Un livre décrypte les tests de QI et leurs résultats

Brèves

Sébastien Vaumoron, psychopraticien, publie un livre dans lequel il compare les différents tests de QI. Il explique également ce qu’ils mesurent et proposent des pistes pour mieux appréhender leurs résultats.

La couverture de « Tests de QI : et que faire après » écrit par Sébastien Vaumoron et publié aux éditions Tom Pousse (DR : édition Tom Pousse)

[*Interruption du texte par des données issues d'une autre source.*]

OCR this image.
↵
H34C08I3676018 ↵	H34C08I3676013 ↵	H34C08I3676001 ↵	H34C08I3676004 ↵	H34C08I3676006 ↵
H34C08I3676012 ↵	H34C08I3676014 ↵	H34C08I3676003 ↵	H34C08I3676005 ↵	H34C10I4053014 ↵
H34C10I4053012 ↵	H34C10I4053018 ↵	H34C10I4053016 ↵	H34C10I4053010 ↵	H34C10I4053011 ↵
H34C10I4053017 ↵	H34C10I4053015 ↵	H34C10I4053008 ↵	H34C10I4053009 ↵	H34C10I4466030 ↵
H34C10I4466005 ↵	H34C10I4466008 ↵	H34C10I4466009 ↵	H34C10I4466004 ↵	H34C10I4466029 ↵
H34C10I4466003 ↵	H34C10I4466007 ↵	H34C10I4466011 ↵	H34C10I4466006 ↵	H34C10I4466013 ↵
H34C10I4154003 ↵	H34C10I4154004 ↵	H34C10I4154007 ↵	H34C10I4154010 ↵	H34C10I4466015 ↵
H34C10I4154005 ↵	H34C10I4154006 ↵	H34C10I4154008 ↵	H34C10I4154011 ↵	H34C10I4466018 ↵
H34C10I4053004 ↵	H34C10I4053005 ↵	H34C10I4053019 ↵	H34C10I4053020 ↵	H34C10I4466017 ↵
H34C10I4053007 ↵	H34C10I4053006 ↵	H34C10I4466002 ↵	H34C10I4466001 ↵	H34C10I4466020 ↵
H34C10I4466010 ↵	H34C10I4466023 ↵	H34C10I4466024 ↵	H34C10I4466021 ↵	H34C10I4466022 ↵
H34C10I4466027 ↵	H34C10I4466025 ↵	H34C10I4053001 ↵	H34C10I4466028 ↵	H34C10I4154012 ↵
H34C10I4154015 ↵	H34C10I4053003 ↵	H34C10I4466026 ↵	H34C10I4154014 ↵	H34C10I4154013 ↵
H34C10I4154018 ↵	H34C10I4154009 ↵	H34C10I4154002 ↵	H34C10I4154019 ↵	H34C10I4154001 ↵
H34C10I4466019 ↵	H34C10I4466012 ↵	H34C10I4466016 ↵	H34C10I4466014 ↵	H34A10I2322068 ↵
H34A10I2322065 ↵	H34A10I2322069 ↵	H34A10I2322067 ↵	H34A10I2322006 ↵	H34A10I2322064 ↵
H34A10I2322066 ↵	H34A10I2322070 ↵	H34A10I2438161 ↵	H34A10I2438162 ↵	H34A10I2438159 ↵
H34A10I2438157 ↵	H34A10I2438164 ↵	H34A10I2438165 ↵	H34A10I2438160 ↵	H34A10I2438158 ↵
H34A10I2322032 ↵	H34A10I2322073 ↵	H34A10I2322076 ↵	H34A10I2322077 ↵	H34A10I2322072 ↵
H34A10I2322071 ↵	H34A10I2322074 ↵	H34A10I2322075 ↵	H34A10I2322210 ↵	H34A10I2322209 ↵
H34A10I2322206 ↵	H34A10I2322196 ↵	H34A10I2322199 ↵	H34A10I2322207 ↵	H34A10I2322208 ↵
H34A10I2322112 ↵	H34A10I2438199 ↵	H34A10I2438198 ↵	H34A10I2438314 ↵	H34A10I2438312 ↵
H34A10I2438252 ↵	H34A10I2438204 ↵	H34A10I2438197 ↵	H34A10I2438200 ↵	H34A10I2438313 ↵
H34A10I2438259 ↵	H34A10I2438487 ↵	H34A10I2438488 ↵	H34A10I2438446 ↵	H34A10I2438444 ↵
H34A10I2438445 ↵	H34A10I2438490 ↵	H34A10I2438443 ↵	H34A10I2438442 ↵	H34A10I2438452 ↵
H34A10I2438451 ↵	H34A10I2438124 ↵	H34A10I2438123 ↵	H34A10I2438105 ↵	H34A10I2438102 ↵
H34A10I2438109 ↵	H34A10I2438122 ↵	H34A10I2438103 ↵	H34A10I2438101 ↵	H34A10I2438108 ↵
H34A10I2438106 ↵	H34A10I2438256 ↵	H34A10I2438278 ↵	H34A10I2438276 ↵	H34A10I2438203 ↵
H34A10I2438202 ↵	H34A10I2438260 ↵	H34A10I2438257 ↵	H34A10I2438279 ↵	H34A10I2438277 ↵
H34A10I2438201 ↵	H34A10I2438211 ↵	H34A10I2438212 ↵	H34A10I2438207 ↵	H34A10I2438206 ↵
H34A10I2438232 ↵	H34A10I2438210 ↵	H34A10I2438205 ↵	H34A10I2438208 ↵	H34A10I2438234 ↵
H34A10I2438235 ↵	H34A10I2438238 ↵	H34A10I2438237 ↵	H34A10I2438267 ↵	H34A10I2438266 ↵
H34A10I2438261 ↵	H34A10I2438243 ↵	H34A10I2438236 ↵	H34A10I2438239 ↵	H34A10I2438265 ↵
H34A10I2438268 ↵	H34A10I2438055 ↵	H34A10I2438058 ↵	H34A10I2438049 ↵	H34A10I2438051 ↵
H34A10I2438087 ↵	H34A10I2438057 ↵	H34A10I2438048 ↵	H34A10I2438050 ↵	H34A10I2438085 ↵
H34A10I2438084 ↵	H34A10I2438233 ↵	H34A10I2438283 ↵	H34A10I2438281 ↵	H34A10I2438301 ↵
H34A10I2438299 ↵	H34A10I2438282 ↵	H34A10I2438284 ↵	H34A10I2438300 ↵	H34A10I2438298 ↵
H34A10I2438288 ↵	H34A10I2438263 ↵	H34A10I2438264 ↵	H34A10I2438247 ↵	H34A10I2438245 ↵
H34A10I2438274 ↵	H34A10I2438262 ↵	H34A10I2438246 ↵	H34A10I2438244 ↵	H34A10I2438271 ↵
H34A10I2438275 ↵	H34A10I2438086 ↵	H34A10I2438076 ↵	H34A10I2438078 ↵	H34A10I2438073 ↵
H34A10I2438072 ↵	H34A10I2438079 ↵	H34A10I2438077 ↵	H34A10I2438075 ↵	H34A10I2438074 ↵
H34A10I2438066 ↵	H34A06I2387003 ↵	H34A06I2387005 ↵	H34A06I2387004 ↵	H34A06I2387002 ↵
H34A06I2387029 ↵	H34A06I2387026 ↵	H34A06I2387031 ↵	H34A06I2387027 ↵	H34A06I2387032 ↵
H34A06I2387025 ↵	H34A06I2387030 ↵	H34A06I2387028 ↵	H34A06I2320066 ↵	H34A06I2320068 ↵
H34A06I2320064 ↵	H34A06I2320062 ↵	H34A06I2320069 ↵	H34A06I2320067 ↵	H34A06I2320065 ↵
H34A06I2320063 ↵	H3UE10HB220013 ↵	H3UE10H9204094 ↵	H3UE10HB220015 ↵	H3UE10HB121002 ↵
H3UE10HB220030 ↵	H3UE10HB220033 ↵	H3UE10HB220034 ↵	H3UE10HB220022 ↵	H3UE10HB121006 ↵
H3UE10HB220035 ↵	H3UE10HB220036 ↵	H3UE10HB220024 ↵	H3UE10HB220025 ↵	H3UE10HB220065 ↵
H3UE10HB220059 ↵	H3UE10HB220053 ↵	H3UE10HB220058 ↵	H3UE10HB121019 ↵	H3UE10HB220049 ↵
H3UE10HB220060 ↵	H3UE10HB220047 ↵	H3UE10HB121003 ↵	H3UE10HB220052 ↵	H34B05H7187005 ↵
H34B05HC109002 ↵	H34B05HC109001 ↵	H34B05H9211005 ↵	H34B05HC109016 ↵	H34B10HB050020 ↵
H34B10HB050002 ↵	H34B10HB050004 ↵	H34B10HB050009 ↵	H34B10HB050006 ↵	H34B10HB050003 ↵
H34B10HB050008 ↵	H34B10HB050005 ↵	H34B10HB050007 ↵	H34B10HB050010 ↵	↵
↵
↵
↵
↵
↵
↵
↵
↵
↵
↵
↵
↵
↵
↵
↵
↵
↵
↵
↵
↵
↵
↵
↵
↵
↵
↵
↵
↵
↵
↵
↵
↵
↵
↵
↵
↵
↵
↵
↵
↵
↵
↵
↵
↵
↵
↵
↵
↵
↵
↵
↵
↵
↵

En quoi consistent les tests de quotient intellectuel (QI) ? Que mesurent-ils exactement ? Sont-ils fiables ? Comment interpréter les résultats ? Autant de questions que les familles, les enseignants et les professionnels se posent souvent. Sébastien Vaumoron, psychopraticien, tente d’y apporter quelques réponses. Il est l’auteur du livre « Tests de QI : et que faire après ? » publié aux éditions Tom Pousse et présenté par Nonfiction.fr.

Sous-titré « Comprendre pour mieux agir. Guide pratique d’interprétation », l’ouvrage compare les trois tests de QI actuellement en vigueur : WPPSI 4, WISC 5 et WAIS 4. Ils sont généralement utilisés par le corps enseignant et les professionnels de la médecine pour le diagnostic des troubles des apprentissages. Mais aussi de la précocité intellectuelle, du trouble du déficit de l’attention avec ou sans hyperactivité (TDA/H) et des troubles du spectre autistique (TSA).

Des résultats chiffrés et des observations pour les tests de QI

Sébastien Vaumoron y explique notamment les éléments cognitifs mesurés. Sans oublier tout ce qu’ils permettent aussi d’observer sans forcément passer par une cotation, comme la distraction, l’attention, la flexibilité, la passation, l’utilisation du langage, les compétences visuelles et motrices… De quoi offrir une évaluation qualitative en complément de l’analyse plus quantitative que délivrent les tests de QI.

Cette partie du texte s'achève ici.